Money dictated film's cancelation
The hacking of Sony Pictures Studios has North Korea's signature all over it, and we shall leave it at that. Having seen the previews, I must admit that The Interview is dumb and I would not have wasted money on it. However, it is unacceptable if North Korea is behind the threats of physical violence if this movie is shown.
The refusal by major theaters — Regal, Edwards, Cinemark and others — to show the movie was not for my safety but for all the blockbusters released during the holiday season. Yes, the public may have stayed away, and theaters and studios may have incurred a loss, but they would not be liable for safety issues.
Do I sue if there is a bomb threat against the New York City subway or if I go to the 911 museum and there is an attack? The bottom line is I am aware of all these risks. Maybe I should hide under my bed. The theaters could have posted "Go at your own risk due to the recent events."
Perhaps the major theaters and studios should contact North Korea in the future to schedule movies.
Cheney wrong again
Media continue to interview the former vice president and GOP spokesman as an expert on everything including foreign policy, the military and CIA torture.

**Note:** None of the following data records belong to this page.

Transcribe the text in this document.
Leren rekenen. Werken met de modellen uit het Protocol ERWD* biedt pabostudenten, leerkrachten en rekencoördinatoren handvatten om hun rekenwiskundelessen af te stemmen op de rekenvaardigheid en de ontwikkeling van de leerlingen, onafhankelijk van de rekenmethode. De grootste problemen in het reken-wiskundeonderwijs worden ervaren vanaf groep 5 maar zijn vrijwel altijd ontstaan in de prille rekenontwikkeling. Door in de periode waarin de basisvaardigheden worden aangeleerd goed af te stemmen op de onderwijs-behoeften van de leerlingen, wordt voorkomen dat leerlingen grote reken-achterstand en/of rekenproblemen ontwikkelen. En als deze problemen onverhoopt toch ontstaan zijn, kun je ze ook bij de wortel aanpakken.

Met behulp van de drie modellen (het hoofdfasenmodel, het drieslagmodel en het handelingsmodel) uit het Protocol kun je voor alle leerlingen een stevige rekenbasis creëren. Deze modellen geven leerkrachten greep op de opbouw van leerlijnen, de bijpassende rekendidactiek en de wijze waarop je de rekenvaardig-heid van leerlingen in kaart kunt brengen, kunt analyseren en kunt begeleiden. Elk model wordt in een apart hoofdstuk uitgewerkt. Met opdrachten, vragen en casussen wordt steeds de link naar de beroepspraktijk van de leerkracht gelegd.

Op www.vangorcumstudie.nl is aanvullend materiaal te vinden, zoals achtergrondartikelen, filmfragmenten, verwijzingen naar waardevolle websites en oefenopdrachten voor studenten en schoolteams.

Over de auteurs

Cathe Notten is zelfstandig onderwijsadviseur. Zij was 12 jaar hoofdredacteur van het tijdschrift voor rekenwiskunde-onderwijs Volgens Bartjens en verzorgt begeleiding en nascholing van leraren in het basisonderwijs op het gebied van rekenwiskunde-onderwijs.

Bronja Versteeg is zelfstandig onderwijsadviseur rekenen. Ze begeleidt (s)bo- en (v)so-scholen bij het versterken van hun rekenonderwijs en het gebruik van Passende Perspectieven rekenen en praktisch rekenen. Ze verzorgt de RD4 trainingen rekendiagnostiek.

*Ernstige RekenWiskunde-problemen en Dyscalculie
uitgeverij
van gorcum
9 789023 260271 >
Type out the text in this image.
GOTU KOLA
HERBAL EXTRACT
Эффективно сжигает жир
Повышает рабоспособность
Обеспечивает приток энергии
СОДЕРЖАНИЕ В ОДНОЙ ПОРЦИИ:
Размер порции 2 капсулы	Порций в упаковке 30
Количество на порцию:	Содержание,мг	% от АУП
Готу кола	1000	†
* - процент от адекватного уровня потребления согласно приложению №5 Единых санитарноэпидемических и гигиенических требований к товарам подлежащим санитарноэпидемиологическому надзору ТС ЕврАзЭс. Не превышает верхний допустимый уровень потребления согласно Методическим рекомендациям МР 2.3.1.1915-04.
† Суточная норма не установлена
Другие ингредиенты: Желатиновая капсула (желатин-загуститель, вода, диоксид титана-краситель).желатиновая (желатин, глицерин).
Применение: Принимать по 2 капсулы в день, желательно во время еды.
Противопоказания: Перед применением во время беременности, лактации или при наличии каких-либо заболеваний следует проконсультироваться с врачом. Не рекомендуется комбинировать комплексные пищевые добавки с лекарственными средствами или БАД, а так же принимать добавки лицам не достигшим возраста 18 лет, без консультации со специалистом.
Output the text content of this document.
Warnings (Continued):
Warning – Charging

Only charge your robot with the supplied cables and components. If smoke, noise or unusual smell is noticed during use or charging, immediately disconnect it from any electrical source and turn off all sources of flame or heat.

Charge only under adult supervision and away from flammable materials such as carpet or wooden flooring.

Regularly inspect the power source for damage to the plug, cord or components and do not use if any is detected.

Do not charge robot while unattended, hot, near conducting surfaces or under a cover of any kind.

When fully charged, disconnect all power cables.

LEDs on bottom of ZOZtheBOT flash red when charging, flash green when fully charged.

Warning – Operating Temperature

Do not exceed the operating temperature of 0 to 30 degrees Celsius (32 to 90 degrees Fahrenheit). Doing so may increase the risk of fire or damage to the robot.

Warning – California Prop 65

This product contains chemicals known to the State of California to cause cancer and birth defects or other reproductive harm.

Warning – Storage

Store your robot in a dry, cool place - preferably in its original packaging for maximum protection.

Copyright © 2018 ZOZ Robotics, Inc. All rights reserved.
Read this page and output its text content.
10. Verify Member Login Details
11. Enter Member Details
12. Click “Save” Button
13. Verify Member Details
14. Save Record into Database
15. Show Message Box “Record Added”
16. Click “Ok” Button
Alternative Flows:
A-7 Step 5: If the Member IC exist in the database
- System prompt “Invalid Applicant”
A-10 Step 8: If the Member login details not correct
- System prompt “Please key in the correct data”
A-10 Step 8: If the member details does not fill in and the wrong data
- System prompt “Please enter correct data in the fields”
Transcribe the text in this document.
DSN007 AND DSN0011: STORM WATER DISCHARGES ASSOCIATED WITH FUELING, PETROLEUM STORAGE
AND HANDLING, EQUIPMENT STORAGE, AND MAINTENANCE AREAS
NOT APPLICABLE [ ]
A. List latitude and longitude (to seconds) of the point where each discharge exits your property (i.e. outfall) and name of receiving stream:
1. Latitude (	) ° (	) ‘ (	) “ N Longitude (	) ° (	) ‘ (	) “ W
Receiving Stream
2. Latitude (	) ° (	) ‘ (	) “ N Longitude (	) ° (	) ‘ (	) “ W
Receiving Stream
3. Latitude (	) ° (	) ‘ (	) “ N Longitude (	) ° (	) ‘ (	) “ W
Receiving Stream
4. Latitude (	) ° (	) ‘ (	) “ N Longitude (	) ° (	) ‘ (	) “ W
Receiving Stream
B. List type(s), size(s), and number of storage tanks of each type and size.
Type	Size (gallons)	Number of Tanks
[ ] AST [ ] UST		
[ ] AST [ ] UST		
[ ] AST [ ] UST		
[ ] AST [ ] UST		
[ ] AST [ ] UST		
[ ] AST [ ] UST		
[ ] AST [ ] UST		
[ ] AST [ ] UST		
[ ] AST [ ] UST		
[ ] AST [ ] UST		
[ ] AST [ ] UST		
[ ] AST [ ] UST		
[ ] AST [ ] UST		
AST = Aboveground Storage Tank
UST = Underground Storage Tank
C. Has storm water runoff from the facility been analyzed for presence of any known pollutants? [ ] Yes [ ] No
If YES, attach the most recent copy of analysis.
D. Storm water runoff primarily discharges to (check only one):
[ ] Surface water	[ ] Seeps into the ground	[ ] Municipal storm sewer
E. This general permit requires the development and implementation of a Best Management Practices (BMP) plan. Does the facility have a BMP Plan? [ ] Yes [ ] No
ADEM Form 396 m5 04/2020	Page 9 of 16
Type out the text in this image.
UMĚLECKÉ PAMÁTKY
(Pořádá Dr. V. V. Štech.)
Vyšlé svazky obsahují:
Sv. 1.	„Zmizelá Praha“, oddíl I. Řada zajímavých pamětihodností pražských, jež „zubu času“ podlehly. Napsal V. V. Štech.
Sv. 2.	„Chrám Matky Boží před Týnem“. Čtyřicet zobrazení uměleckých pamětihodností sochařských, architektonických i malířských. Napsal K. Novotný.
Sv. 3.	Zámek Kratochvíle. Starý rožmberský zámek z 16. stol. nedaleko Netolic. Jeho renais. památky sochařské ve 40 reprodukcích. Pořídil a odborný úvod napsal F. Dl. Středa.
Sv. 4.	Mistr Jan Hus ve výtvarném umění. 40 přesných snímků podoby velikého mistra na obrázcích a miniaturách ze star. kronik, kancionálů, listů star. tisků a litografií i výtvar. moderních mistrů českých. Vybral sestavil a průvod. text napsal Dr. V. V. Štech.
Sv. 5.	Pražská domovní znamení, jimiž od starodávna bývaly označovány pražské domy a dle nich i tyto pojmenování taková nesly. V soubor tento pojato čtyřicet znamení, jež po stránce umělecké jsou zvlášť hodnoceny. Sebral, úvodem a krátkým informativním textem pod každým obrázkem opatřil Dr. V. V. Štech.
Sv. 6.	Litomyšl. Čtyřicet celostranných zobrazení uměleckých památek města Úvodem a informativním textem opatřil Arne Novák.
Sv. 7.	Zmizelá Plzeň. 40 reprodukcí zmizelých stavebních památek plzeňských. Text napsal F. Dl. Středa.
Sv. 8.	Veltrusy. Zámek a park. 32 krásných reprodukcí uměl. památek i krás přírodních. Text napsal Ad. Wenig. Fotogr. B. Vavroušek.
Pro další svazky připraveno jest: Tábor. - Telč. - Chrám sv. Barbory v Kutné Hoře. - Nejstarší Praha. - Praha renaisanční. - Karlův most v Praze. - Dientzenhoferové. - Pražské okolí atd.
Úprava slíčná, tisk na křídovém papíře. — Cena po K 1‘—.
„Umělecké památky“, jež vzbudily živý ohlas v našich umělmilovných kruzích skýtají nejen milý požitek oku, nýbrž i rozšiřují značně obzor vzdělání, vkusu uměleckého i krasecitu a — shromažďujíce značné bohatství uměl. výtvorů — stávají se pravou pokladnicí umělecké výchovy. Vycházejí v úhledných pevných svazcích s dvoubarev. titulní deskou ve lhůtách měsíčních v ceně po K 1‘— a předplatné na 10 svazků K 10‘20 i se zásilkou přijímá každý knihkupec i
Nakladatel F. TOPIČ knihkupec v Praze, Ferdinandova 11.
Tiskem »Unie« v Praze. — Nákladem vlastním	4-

Dick Cheney never served in the military, was never taken prisoner in a war and never understood America's foreign policy mistakes. He insists that waterboarding is not torture, unethical or a failed policy for gaining information. He thinks torture yields insights that no other methods obtain, contradicting the near unanimous conclusion of psychologists. Cheney has no psychological training.
Congress has finally forced the CIA to share its disturbing techniques, which were long concealed from the White House and oversight committees. Again, Cheney sees nothing wrong in excessive beatings, sleep deprivation (up to 180 hours), rectal feeding or forcing naked prisoners into stress positions on cold concrete despite their broken limbs.
Sen. John McCain and other veterans and prisoners of war have affirmed that such techniques have yielded no useful information. Most Americans correctly recognize that some interrogation may be necessary and sometimes has useful results. But, contrary to Cheney's arrogant stance and CIA lies, there should be limits, oversight and an end to cruel, inhumane and useless torture.
Henry E. Everman
Jan. 8 would have been the 80th birthday of music legend and king Elvis Presley. The television stations that I viewed paid an honorable and respectable tribute to him, but not the Herald-Leader.
The caricature of him on page one of the Living section was most disgusting and so ugly. Face it, he was most handsome. Were you jealous; is that why you published such a disrespectful image? As Garth Brooks said on Today, let's just remember him as the king.
As an avid Elvis fan still at 69, I find your lack of respect and depiction to be shameful.
I hope in the future you will use greater care in the images you choose to leave in one's mind.